I lean forward, forearms on the table. Vin meets my gaze without flinching.

“She’s his pressure point, Ridge. Taking her forces his hand.”

“I know what she represents,” I reply.

The plan settles into place.

“Tomorrow night,” I say. “Indigo Blue.”

Vin lifts his glass slightly. Not a toast, but an acknowledgment.

I don’t raise mine.

“This ends with Laurent Boudreaux answering for what he did,” I say. “Nothing else.”

I lift my glass to my lips but don’t drink. My thoughts are already racing ahead to tomorrow night. Every detail has to go perfectly. One slip and this whole thing blows up in our faces.

This is my first real job as the head of this family. I can’t let anything go wrong.

“Make sure the cabin’s ready,” I add. “Stock it. Food. Clothes. Whatever she’ll need.”

Vin nods, already moving through the list in his head. “It’ll be handled.”

Good.

Because from here on out, every move matters.

I sit in the blacked-out SUV, my eyes trained on the dimly lit entrance to Indigo Blue. The street is quiet at this hour, save for the occasional passerby, but my focus never drifts from the door.

We got word from a plant inside the bar that the art show wrapped up about an hour ago. Since then, we’ve been waiting for her to finish whatever conversation is keeping her inside.

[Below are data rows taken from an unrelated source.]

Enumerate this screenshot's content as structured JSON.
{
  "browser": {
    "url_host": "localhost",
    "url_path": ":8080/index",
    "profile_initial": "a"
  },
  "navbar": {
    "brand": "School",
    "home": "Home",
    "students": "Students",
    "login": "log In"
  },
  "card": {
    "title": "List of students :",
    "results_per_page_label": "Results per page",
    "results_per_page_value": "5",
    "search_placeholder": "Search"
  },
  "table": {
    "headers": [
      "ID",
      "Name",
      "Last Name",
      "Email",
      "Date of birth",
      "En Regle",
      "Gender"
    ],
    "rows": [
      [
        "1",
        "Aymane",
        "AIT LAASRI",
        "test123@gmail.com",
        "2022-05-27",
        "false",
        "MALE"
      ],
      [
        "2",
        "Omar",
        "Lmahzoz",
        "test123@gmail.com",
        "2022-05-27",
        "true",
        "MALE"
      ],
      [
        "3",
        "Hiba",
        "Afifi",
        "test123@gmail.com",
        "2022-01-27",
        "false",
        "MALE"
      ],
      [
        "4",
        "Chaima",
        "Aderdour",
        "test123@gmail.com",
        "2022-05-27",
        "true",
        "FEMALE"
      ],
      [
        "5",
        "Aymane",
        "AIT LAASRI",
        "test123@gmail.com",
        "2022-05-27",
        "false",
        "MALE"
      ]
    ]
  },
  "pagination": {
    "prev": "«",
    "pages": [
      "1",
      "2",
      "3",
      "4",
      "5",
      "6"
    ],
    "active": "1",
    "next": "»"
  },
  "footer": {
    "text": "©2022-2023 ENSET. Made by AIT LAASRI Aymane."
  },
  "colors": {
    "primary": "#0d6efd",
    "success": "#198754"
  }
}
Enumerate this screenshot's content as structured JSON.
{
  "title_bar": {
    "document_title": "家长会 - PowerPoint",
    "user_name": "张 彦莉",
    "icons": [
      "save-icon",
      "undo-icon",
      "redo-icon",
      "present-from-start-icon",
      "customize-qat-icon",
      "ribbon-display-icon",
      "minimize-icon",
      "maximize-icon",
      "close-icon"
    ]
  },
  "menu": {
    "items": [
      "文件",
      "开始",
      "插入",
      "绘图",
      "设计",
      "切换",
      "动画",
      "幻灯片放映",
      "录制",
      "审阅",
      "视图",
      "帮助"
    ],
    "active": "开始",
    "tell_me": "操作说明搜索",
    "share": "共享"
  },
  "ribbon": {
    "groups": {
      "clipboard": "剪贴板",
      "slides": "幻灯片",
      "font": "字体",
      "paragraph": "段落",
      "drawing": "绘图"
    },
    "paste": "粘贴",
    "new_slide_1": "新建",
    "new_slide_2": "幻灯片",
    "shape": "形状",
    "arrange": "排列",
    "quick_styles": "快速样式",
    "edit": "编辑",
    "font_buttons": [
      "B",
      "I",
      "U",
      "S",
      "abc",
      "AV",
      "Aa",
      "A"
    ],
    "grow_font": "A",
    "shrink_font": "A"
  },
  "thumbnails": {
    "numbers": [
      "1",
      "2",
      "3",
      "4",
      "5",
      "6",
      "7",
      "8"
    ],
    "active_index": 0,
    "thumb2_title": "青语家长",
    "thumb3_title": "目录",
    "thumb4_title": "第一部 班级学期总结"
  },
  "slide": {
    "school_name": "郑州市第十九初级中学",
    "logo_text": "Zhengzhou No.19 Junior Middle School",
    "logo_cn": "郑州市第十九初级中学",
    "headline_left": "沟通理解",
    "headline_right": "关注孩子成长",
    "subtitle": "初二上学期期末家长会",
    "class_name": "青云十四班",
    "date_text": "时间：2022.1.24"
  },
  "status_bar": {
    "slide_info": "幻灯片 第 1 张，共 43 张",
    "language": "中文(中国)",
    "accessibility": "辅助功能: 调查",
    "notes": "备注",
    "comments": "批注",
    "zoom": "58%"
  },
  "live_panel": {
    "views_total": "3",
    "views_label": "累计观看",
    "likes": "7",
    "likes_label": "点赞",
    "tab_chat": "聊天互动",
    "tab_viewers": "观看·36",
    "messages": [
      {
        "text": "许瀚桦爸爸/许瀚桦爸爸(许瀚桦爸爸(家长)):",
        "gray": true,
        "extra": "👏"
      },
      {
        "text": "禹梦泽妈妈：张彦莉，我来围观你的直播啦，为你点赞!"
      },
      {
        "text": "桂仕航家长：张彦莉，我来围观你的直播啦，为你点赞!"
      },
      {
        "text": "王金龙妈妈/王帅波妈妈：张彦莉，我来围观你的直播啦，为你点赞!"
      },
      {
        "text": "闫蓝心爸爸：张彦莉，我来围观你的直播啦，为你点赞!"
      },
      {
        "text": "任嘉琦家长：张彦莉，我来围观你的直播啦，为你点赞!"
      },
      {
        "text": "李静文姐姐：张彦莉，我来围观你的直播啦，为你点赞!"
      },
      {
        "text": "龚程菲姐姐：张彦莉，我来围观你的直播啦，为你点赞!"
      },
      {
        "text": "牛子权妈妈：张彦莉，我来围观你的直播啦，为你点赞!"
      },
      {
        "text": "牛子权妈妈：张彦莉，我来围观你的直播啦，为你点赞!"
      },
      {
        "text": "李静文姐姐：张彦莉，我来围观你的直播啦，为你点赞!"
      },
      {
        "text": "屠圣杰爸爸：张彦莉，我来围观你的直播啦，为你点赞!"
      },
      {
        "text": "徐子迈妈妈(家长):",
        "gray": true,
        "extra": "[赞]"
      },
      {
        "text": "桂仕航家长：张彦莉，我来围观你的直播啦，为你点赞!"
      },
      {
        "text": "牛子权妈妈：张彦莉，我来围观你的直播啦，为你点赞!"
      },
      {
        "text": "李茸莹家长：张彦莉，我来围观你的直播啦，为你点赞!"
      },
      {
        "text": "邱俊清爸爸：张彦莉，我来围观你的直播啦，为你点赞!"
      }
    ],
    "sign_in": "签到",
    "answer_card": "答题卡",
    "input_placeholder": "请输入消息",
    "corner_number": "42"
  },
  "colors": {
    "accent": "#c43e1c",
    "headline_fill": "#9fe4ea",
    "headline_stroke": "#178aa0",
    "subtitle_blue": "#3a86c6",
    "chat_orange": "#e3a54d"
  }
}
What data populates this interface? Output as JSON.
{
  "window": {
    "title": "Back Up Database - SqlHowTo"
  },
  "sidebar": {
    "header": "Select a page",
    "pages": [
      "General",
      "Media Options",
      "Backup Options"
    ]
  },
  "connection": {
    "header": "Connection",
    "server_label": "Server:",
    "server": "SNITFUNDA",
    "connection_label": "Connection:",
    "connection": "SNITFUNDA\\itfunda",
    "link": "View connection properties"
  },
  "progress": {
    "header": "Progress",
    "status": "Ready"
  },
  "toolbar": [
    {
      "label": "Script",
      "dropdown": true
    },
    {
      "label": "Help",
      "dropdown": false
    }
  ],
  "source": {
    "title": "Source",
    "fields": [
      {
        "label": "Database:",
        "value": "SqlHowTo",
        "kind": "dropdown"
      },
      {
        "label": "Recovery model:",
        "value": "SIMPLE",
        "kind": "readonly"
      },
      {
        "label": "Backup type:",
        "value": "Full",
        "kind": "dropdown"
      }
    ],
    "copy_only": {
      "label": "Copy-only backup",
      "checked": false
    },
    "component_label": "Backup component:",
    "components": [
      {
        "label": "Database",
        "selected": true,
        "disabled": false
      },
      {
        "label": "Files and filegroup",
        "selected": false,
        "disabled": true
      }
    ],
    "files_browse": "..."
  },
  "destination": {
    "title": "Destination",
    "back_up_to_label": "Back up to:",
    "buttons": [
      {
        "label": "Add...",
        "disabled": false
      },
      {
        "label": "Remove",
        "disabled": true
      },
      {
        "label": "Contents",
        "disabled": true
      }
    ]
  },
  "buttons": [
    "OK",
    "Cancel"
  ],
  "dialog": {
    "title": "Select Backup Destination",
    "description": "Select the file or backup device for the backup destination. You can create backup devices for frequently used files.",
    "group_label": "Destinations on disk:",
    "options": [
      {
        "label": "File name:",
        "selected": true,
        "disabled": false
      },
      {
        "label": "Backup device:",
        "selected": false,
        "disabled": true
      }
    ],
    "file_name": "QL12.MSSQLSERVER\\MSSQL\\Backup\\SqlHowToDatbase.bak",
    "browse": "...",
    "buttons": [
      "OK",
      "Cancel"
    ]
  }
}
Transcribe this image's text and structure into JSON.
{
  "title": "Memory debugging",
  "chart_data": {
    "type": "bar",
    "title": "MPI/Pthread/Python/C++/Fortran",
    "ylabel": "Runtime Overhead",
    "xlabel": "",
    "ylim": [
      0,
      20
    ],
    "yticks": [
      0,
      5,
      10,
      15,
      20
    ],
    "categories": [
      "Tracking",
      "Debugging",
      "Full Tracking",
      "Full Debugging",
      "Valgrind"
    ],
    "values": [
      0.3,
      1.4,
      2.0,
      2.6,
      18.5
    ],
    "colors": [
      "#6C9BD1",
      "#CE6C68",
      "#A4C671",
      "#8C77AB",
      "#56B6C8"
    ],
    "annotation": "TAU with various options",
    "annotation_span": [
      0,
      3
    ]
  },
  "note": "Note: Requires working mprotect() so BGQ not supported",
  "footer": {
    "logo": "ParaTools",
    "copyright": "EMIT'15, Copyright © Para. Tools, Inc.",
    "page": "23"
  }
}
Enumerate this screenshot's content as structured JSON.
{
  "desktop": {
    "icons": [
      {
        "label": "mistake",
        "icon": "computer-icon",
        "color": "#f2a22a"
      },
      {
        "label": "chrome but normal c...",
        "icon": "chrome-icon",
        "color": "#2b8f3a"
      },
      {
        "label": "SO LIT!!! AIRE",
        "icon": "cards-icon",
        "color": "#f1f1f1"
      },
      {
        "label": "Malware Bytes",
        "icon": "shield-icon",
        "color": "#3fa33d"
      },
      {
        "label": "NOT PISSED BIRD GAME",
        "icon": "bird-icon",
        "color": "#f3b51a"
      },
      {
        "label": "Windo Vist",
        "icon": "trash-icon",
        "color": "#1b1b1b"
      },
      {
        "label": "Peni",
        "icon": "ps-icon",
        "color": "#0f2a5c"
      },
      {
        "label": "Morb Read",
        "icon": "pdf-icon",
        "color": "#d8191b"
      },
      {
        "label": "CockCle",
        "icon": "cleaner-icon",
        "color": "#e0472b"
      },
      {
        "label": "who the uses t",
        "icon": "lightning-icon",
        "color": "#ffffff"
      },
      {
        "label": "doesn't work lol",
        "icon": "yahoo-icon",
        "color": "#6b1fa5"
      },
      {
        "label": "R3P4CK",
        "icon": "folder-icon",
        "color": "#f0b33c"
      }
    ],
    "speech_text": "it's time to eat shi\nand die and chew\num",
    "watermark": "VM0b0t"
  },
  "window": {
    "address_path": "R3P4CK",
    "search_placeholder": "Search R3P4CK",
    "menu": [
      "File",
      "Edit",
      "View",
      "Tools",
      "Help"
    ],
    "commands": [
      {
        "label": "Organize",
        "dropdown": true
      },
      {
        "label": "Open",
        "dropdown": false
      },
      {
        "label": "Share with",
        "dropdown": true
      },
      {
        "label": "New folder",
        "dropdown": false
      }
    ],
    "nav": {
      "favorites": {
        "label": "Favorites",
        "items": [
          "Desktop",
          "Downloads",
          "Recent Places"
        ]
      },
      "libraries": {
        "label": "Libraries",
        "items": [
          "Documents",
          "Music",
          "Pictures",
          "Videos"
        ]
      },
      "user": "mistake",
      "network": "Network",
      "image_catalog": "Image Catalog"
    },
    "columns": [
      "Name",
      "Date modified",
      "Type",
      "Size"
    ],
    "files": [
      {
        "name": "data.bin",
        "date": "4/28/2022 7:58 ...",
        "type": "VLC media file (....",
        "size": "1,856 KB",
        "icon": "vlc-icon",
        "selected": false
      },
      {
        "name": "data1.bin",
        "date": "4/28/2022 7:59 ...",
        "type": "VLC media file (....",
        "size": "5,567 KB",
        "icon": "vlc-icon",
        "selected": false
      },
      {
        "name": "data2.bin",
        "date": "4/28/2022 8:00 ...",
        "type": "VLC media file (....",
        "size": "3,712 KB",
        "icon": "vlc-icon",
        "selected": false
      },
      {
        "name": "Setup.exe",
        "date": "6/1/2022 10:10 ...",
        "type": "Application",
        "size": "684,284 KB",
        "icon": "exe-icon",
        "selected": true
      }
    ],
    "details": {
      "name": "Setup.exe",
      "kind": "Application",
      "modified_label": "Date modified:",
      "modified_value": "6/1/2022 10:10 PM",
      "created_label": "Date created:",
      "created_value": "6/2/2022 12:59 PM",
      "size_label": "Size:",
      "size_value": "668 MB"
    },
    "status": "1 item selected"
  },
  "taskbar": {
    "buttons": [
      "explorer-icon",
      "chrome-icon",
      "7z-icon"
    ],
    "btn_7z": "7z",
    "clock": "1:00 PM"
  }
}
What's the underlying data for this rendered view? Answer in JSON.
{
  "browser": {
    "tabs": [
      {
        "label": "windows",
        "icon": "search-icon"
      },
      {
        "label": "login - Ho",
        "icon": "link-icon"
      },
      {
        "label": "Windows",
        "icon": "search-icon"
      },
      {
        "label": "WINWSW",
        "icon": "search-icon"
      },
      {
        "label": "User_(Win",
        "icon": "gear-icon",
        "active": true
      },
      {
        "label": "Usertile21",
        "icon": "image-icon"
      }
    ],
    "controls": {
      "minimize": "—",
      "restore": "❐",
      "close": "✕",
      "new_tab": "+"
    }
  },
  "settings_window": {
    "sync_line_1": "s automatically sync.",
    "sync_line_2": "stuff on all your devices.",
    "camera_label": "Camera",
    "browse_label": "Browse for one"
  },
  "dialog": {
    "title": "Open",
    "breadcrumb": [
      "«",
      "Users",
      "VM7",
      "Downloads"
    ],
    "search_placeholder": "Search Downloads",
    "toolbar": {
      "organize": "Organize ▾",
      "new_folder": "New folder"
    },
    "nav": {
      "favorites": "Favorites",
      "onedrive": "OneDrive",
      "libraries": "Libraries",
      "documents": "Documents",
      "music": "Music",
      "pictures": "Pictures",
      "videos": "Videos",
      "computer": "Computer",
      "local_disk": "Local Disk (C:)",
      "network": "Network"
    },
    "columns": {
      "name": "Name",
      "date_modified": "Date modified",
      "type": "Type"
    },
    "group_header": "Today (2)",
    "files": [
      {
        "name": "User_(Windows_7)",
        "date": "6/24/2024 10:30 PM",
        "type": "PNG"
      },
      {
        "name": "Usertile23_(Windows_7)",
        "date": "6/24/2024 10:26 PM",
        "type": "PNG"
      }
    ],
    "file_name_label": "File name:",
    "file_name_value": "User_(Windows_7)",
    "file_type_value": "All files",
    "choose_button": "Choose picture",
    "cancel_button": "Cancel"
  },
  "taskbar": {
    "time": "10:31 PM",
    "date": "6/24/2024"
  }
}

All we need now is for her to come out alone.

Finally, she does.

She steps onto the sidewalk with purpose, keys already in hand, phone tucked under her arm as she heads toward her car. When she’s about twenty yards out, she glances down at her screen.

This is it.

Coco Boudreaux isn’t the girl I remember hearing about when we were younger. She’s grown into herself. Petite but curvy, dressed in something fitted that catches the low glow of the streetlights.

I register it, then shut it down just as fast. Attractive or not, she’s the pressure point. She’s a means to an end. I remind myself to keep this clean and professional.

Rocky Hendricks and Beau Landry move fast, closing the distance before she has time to register what’s happening. Rocky gets a firm grip on her from behind, steering her off the sidewalk and out of the line of sight of the street.

She resists instinctively, but it doesn’t matter.

Rocky redirects her momentum, steering her off the sidewalk and straight into the open door as Beau shields the movement from the street.

They get her into the SUV quickly, and she lands hard on the leather seat beside me. The door slams shut, sealing us in. For a second, she’s too focused on trying to shove the door open to notice me.

She figures it out fast.

She spins toward me, eyes blazing, breath sharp with anger. Her leg lashes out, catching me in the shin, and then her hand comes up, aiming for my face.

I catch her wrists easily, pinning her arms against her sides before she can connect. She twists against my grip, teeth bared, fighting like hell.

My hand protests under the strain. The stitches from the other night pull, a sharp reminder I’m not as whole as I should be. I grit my teeth and adjust my hold before it becomes a problem.

“Let me go,” she snaps, venom thick in her voice.

“You can stop fighting,” I say evenly. “Or you can make this more difficult than it has to be.”

She answers by kicking again.

I don’t raise my voice or tighten my grip. I reach for the prepared cloth and apply it with measured pressure, watching her breathing slow as the sedative takes effect.

Her resistance falters, confusion flashing briefly across her face before her eyes lose focus and close. I guide her back against the seat, supporting her head as her body goes slack.

I nod toward the front.

“Go.”

Vin pulls the SUV into motion, the engine humming as we roll away from the curb. Neither of us says another word. The glow of Frenchmen Street fades behind us, swallowed by the dark.

Tomorrow, Laurent Boudreaux will wake up to the consequences of what he set in motion.